We can also demodulate the signal using a similar process as discussed in PWM demodulation. A ramp signal is taken starting at the positive edge. It is stopped when the other end of the positive edge comes. The height of the ramp depends on the delay between the two positive pulses. When it passes through the LPF (Low Pass Filter), it appears as the demodulated signal at the output.

Here also, RC (Resistor and Capacitor) combinations and transistors can be used to generate the ramp signal.

Advantages of PPM

The advantages of Pulse Position Modulation are as follows:

• Low power consumption
  PPM requires low power consumption as compared to PAM (Pulse Amplitude Modulation) due to the short duration pulses.
• Easy noise detection
  The frequency in PPM is fixed, which helps us to easily detect any switching noise in the system.
• Easy demodulation
  The fixed frequency, constant amplitude, and constant pulse width helps the transmission power to remain constant.

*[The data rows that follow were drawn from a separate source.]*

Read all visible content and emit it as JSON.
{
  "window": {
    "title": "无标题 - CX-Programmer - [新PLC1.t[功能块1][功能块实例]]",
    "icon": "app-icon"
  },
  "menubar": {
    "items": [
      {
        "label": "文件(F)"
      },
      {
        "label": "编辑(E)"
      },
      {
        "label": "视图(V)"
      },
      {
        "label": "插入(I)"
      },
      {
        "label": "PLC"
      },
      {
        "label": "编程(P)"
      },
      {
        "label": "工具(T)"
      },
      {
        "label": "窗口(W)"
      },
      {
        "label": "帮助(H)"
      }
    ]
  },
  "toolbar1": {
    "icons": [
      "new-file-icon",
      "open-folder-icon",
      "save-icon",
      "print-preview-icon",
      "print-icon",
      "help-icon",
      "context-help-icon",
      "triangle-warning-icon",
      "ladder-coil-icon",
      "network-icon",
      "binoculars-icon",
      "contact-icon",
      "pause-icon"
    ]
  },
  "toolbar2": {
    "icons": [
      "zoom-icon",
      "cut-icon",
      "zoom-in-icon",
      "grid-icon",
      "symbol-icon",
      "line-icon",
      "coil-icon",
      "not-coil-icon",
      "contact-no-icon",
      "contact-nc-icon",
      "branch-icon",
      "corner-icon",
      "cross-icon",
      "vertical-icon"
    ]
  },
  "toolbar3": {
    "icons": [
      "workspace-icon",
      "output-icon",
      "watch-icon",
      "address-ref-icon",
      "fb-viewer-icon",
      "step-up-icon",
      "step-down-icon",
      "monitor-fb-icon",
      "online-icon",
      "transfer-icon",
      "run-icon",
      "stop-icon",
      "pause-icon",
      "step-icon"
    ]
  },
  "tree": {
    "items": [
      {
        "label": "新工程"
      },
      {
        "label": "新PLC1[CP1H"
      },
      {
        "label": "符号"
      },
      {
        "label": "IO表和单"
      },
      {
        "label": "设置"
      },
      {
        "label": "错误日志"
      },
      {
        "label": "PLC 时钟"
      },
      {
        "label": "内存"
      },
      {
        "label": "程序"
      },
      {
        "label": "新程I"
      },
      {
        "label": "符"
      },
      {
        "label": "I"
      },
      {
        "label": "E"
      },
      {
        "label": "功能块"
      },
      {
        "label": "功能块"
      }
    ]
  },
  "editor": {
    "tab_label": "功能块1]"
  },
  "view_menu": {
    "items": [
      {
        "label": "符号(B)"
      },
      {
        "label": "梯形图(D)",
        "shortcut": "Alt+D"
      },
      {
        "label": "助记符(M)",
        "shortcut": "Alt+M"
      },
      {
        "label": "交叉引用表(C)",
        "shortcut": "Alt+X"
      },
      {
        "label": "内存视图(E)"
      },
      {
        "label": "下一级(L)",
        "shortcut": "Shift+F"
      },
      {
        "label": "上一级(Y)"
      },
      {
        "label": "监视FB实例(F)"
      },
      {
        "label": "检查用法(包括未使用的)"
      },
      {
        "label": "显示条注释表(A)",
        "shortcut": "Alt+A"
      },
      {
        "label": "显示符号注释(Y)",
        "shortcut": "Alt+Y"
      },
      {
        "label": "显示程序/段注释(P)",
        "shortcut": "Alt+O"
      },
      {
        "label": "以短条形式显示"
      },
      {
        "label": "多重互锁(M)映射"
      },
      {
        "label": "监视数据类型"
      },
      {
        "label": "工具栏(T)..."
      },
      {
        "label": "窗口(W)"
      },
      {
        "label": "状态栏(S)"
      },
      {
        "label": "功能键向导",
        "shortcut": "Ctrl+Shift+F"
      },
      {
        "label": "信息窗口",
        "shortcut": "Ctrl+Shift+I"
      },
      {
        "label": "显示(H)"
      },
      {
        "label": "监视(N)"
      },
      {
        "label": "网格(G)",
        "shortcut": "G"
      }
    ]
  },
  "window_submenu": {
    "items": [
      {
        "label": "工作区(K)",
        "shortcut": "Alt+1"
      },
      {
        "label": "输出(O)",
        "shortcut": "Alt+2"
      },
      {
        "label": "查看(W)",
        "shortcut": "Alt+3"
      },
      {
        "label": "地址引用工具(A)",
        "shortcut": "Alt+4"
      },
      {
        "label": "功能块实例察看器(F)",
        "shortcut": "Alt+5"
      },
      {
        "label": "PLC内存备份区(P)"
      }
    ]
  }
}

It helps in the easy recovery of the signal.
• High power efficiency
  The power efficiency of PPM is highest s compared to other types of pulse modulation.
• Less noise interference
  It has less noise interference due to constant amplitude and short duration pulses.

Disadvantages of PPM

The disadvantages of Pulse Position Modulation are as follows:

• Large bandwidth
  It requires large bandwidth as compared to Pulse Amplitude Modulation as it depends on both the amplitude and pulse width. In case of PAM, bandwidth depends on pulse width.
• Complex synchronization
  The synchronization in PPM is complex because the delay in pulses is not known. It is also sensitive to multipath interference.